Ce prétorien réputé enclin au dialogue a promis d’emblée d’ “éliminer les racines” du régime el-Béchir. Ce qui, dans l’absolu, reviendrait à se tirer une rafale dans le pied ou, si l’on préfère, à scier la branche sur laquelle la confrérie des galonnés de Khartoum est assise. Il n’empêche : al-Burhane n’a d’autre choix que de lâcher du lest. Voilà pourquoi le CMT a annoncé, le 13 avril, la levée du couvre-feu instauré l’avant-veille, la libération des manifestants détenus, la traduction en justice des militaires et miliciens suspectés de meurtres et la formation d’un gouvernement civil. A quelle échéance ? Mystère. Autre gage apparent d’ouverture, la démission du sinistre Salah Gosh, le patron du NISS, appareil de renseignement autant craint que détesté et pièce maîtresse du dispositif répressif.
Dictées par le principe de réalité et l’instinct de survie, ces concessions font écho, du moins en partie, aux exigences de l’Alliance pour la liberté et le changement, coalition dominée par l’Association des professionnels soudanais -avocats, universitaires, enseignants, médecins, journalistes, ingénieurs- , fer de lance de la contestation. Pas de quoi pour autant dissiper la méfiance des pionniers de l’insoumission, dont la vigilance et la retenue témoignent au passage d’une impressionnante maturité. Eux réclament le transfert rapide des leviers du pouvoir à un exécutif transitoire exclusivement composé de civils.
Sauf à croire au scénario de la conversion démocratique miraculeuse, on peut être tenté d’assimiler le virage sur l’aile des hauts gradés à une manoeuvre tactique. Sans doute s’agit-il avant tout de gagner du temps, dans l’espoir de voir les discordes idéologiques et le poison des ambitions rivales fissurer le front des révoltés.

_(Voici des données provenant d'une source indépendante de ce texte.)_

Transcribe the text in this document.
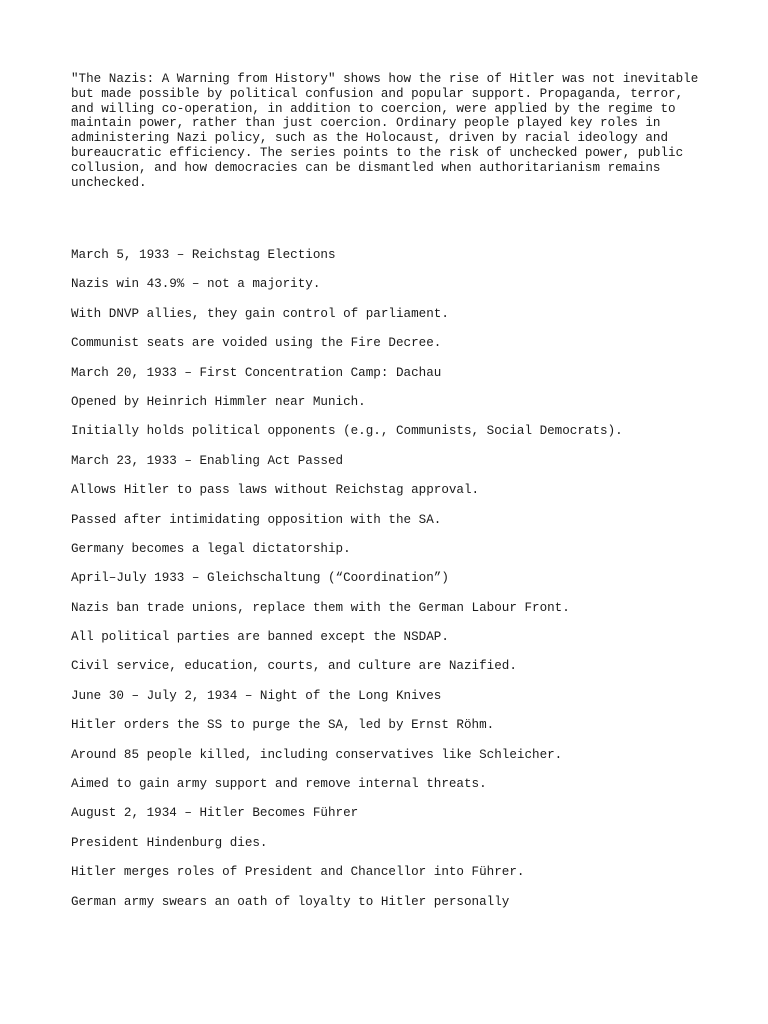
"The Nazis: A Warning from History" shows how the rise of Hitler was not inevitable but made possible by political confusion and popular support. Propaganda, terror, and willing co-operation, in addition to coercion, were applied by the regime to maintain power, rather than just coercion. Ordinary people played key roles in administering Nazi policy, such as the Holocaust, driven by racial ideology and bureaucratic efficiency. The series points to the risk of unchecked power, public collusion, and how democracies can be dismantled when authoritarianism remains unchecked.

March 5, 1933 – Reichstag Elections
Nazis win 43.9% – not a majority.
With DNVP allies, they gain control of parliament.
Communist seats are voided using the Fire Decree.
March 20, 1933 – First Concentration Camp: Dachau
Opened by Heinrich Himmler near Munich.
Initially holds political opponents (e.g., Communists, Social Democrats).
March 23, 1933 – Enabling Act Passed
Allows Hitler to pass laws without Reichstag approval.
Passed after intimidating opposition with the SA.
Germany becomes a legal dictatorship.
April–July 1933 – Gleichschaltung (“Coordination”)
Nazis ban trade unions, replace them with the German Labour Front.
All political parties are banned except the NSDAP.
Civil service, education, courts, and culture are Nazified.
June 30 – July 2, 1934 – Night of the Long Knives
Hitler orders the SS to purge the SA, led by Ernst Röhm.
Around 85 people killed, including conservatives like Schleicher.
Aimed to gain army support and remove internal threats.
August 2, 1934 – Hitler Becomes Führer
President Hindenburg dies.
Hitler merges roles of President and Chancellor into Führer.
German army swears an oath of loyalty to Hitler personally
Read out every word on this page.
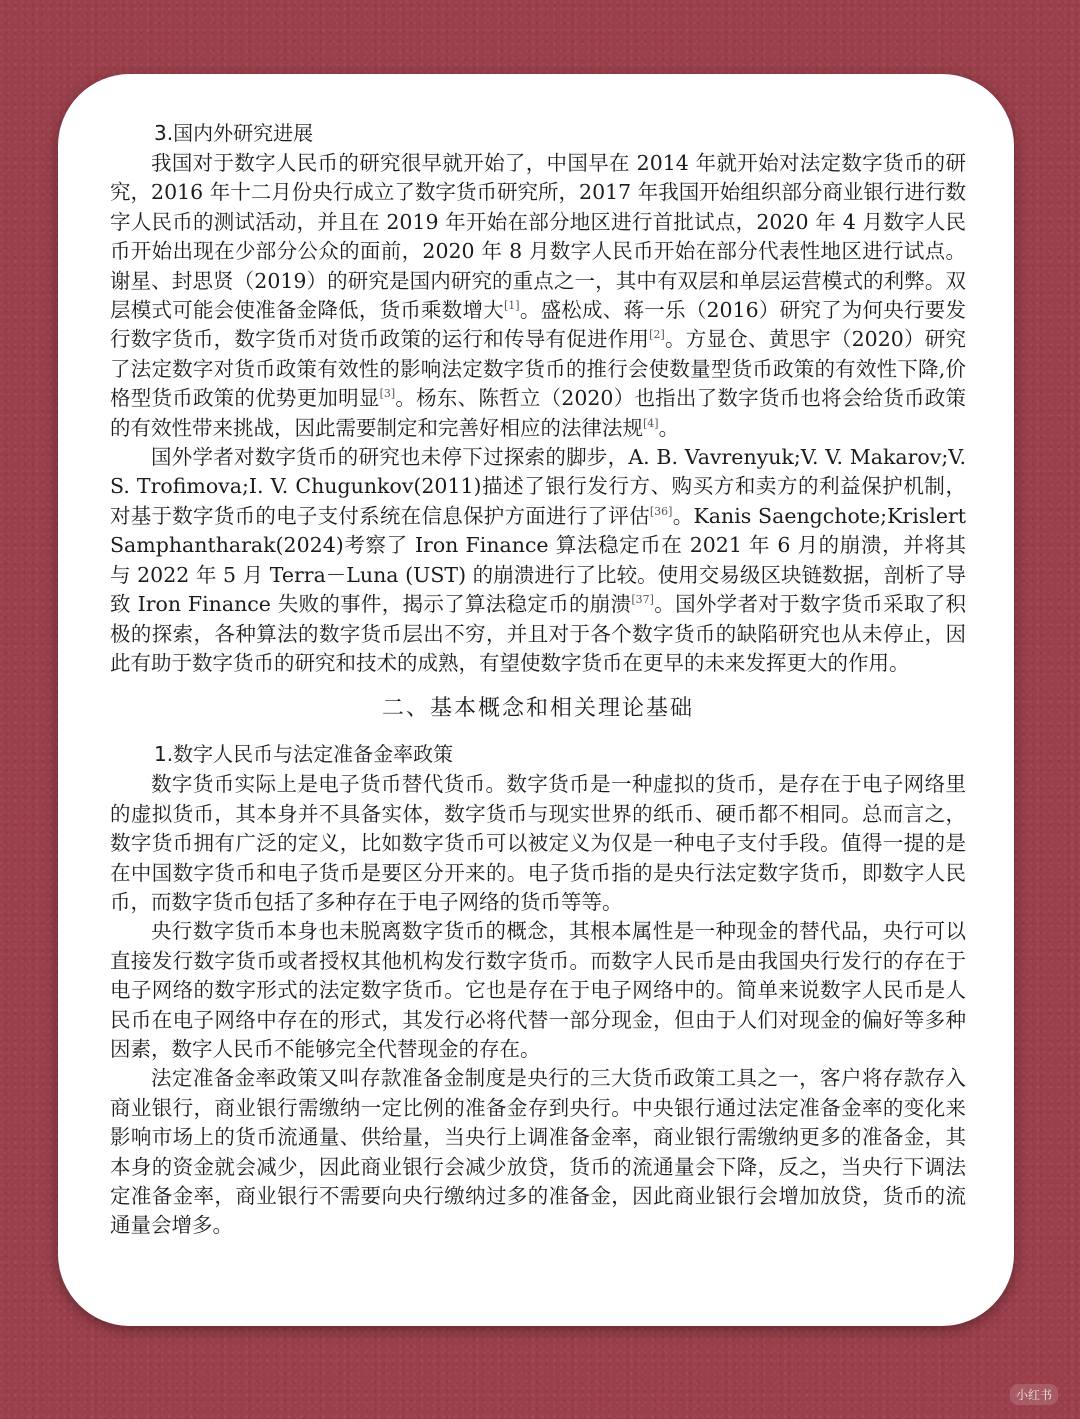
3.国内外研究进展

我国对于数字人民币的研究很早就开始了，中国早在 2014 年就开始对法定数字货币的研究，2016 年十二月份央行成立了数字货币研究所，2017 年我国开始组织部分商业银行进行数字人民币的测试活动，并且在 2019 年开始在部分地区进行首批试点，2020 年 4 月数字人民币开始出现在少部分公众的面前，2020 年 8 月数字人民币开始在部分代表性地区进行试点。谢星、封思贤（2019）的研究是国内研究的重点之一，其中有双层和单层运营模式的利弊。双层模式可能会使准备金降低，货币乘数增大[1]。盛松成、蒋一乐（2016）研究了为何央行要发行数字货币，数字货币对货币政策的运行和传导有促进作用[2]。方显仓、黄思宇（2020）研究了法定数字对货币政策有效性的影响法定数字货币的推行会使数量型货币政策的有效性下降,价格型货币政策的优势更加明显[3]。杨东、陈哲立（2020）也指出了数字货币也将会给货币政策的有效性带来挑战，因此需要制定和完善好相应的法律法规[4]。

国外学者对数字货币的研究也未停下过探索的脚步，A. B. Vavrenyuk;V. V. Makarov;V. S. Trofimova;I. V. Chugunkov(2011)描述了银行发行方、购买方和卖方的利益保护机制，对基于数字货币的电子支付系统在信息保护方面进行了评估[36]。Kanis Saengchote;Krislert Samphantharak(2024)考察了 Iron Finance 算法稳定币在 2021 年 6 月的崩溃，并将其与 2022 年 5 月 Terra－Luna (UST) 的崩溃进行了比较。使用交易级区块链数据，剖析了导致 Iron Finance 失败的事件，揭示了算法稳定币的崩溃[37]。国外学者对于数字货币采取了积极的探索，各种算法的数字货币层出不穷，并且对于各个数字货币的缺陷研究也从未停止，因此有助于数字货币的研究和技术的成熟，有望使数字货币在更早的未来发挥更大的作用。

二、基本概念和相关理论基础
1.数字人民币与法定准备金率政策

数字货币实际上是电子货币替代货币。数字货币是一种虚拟的货币，是存在于电子网络里的虚拟货币，其本身并不具备实体，数字货币与现实世界的纸币、硬币都不相同。总而言之，数字货币拥有广泛的定义，比如数字货币可以被定义为仅是一种电子支付手段。值得一提的是在中国数字货币和电子货币是要区分开来的。电子货币指的是央行法定数字货币，即数字人民币，而数字货币包括了多种存在于电子网络的货币等等。

央行数字货币本身也未脱离数字货币的概念，其根本属性是一种现金的替代品，央行可以直接发行数字货币或者授权其他机构发行数字货币。而数字人民币是由我国央行发行的存在于电子网络的数字形式的法定数字货币。它也是存在于电子网络中的。简单来说数字人民币是人民币在电子网络中存在的形式，其发行必将代替一部分现金，但由于人们对现金的偏好等多种因素，数字人民币不能够完全代替现金的存在。

法定准备金率政策又叫存款准备金制度是央行的三大货币政策工具之一，客户将存款存入商业银行，商业银行需缴纳一定比例的准备金存到央行。中央银行通过法定准备金率的变化来影响市场上的货币流通量、供给量，当央行上调准备金率，商业银行需缴纳更多的准备金，其本身的资金就会减少，因此商业银行会减少放贷，货币的流通量会下降，反之，当央行下调法定准备金率，商业银行不需要向央行缴纳过多的准备金，因此商业银行会增加放贷，货币的流通量会增多。

小红书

De même, au regard du bilan désastreux de la gouvernance el-Béchir, plombée par l’amputation d’un tiers du territoire et la perte des trois-quarts des ressources pétrolières, rançons de la sécession du Soudan du Sud, les rescapés du CMT ont tout intérêt à partager le fardeau. Voire à s’en délester sur les épaules de néophytes exposés à leur tour au mécontentement de la base, urbains et ruraux mêlés. Pénuries, endettement abyssal, inflation : quels qu’en soient les contours et le casting, la prochaine équipe héritera d’un chantier miné. D’autant qu’il lui faudra aussi contenir le probable réveil, d’ouest en est, de foyers irrédentistes actifs ou latents.
Disons les choses ainsi : les caïds kaki de Khartoum ont dû se résoudre à confier à d’autres les clés du pays, mais tout porte à croire qu’ils s’échineront à conserver les serrures et à garder secrète la combinaison du coffre.